As Bette Midler famously sang:

And I am all alone
There is no one here beside me
And my problems have all gone
There is no one to deride me
… But yah got to have friends

Courtesy of a very comfortable private hostal double room, we woke to the six o’clock alarm feeling suitably refreshed after yesterday’s hard day’s walking. We had coffee and toast in the bar next door and were back on the road at quarter past seven. We had a relatively easy twelve miles ahead of us but were keen to avoid the high temperatures forecast for the afternoon. Beyond our destination of Herrerias awaits a five mile, six hundred metre ascent to the town of O’Cebreiro - we thought we would rather tackle that in the cool of the morning rather than the heat of the afternoon.

This is going to sound like we had a really boring walk but it was quite the opposite. Most of the time we were walking alongside, sometimes on, local roads, tracking the Rio Valcarce all the way to Herrerias. We were also tracking the A-6 motorway but this was a motorway in the sky which we could see, but rarely hear from our vantage point way below.


Down at ground level, we were walking through a sea of greenery, interspersed by the lovely little villages of Pereje, Trabadelo, La Portela de Valcarce, Ambasmestas, Vega de Valcarce, Ruitelan and, finally, Herrerias. We stopped for beers at two of the villages but I have no idea which ones - they seemed to come at us thick and fast today. 

At the entrance to the village of Herrerias, we checked in to our accommodation for the night being Hostal Paraiso del Bierzo. Wow. Sensational. Undoubtedly the best accommodation we have experienced over the last four weeks. Having arrived there just before one o’clock, we had time to relax before heading in to the village where we spent a very pleasant three hours, drinking beer in the company of Lars and Inger (rapidly becoming my best buddies), Sarah (USA), Julie (Denmark), Petra (Holland), Carolin (Germany), Rosa (Canada) and………….my sister Gill and husband Tony!

Gill and Tony have been on their own adventure over the last three weeks, travelling in their camper van through France and Spain and heading shortly to the Picos de Europa in northern Spain before moving on to Italy. 

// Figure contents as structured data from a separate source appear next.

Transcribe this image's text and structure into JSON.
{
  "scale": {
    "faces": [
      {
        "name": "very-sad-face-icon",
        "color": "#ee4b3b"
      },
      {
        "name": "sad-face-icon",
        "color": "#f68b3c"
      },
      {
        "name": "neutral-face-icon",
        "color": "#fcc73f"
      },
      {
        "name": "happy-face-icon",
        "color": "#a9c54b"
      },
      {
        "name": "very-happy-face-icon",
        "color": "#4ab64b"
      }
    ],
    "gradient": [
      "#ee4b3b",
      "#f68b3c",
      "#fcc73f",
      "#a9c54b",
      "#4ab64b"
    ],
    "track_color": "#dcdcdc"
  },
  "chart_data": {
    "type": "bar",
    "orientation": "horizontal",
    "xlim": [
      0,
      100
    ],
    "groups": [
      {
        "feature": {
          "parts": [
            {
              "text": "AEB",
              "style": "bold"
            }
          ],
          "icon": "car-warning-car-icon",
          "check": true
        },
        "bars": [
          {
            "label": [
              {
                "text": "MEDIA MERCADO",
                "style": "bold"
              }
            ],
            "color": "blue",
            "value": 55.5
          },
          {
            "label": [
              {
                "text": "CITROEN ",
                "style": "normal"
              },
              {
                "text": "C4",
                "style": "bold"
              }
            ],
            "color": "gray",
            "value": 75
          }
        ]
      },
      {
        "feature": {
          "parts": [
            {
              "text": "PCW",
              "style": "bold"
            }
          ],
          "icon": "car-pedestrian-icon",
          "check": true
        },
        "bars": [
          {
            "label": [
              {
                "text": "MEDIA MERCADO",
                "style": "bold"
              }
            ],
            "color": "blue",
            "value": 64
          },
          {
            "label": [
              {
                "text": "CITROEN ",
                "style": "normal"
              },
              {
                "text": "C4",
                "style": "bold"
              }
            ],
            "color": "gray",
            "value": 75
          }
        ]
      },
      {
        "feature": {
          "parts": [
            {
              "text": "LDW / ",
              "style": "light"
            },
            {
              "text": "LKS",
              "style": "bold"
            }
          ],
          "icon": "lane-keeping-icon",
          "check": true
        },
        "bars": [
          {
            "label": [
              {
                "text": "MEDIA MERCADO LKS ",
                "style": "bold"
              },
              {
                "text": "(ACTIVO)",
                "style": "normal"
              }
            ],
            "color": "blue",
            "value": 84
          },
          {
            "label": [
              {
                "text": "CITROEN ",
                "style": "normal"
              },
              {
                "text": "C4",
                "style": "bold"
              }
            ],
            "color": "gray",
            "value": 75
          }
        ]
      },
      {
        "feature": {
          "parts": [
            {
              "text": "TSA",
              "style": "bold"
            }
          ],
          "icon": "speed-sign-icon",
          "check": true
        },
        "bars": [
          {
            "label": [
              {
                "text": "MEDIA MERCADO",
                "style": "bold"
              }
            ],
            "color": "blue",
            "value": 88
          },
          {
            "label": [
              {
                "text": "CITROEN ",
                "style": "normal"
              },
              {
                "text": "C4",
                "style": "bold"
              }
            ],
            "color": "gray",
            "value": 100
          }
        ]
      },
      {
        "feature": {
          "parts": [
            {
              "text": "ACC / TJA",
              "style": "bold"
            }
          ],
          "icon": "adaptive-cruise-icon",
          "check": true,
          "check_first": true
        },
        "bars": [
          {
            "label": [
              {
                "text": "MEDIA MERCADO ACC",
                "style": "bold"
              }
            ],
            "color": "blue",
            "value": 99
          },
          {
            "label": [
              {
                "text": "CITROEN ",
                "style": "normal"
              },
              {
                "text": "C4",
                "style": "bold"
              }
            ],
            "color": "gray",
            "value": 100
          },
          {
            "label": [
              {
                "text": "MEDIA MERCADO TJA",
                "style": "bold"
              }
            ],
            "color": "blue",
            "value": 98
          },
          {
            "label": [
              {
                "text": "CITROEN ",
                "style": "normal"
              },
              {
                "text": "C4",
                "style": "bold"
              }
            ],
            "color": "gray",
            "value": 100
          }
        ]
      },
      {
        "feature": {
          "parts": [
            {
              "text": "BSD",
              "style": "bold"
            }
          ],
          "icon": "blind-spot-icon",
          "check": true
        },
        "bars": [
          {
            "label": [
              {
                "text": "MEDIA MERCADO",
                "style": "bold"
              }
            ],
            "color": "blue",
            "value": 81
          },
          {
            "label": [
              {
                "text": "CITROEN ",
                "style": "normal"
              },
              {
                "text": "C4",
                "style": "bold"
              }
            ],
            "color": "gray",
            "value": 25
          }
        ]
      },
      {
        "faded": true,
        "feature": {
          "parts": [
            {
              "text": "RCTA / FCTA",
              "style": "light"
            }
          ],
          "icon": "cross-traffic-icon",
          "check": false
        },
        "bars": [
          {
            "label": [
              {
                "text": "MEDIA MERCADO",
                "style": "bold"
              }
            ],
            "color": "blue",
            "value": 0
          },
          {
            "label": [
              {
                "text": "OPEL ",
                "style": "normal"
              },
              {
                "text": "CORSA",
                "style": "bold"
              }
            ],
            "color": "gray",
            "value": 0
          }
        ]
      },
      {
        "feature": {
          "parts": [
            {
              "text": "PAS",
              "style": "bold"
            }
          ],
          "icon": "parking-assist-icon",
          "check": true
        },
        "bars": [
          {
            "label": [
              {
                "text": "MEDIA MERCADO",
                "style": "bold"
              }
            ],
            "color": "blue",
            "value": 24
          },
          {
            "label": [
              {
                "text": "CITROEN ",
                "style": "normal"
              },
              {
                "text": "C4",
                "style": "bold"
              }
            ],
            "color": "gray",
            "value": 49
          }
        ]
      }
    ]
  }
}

It was great to see them, particularly in an environment where we are all in adventure mode. Gill said something to me a year or so back which really stuck with me, now that we are (fortunate enough to be) done with work. “This is our time” she said, meaning our time to bloody well make the most of our opportunities whilst we are young enough and fit enough to do so. She didn’t necessarily mean to go for a five hundred mile walk but I’m sure you get the gist.

And all this is great. But without others to share it with? That’s why this afternoon was so nice. After four weeks a “Camino family” is forming. It’s not in the slightest cliquey and new family members appear each day but the essence is a shared journey which is bringing all sorts of weird and wonderful people together. Yah got to have friends!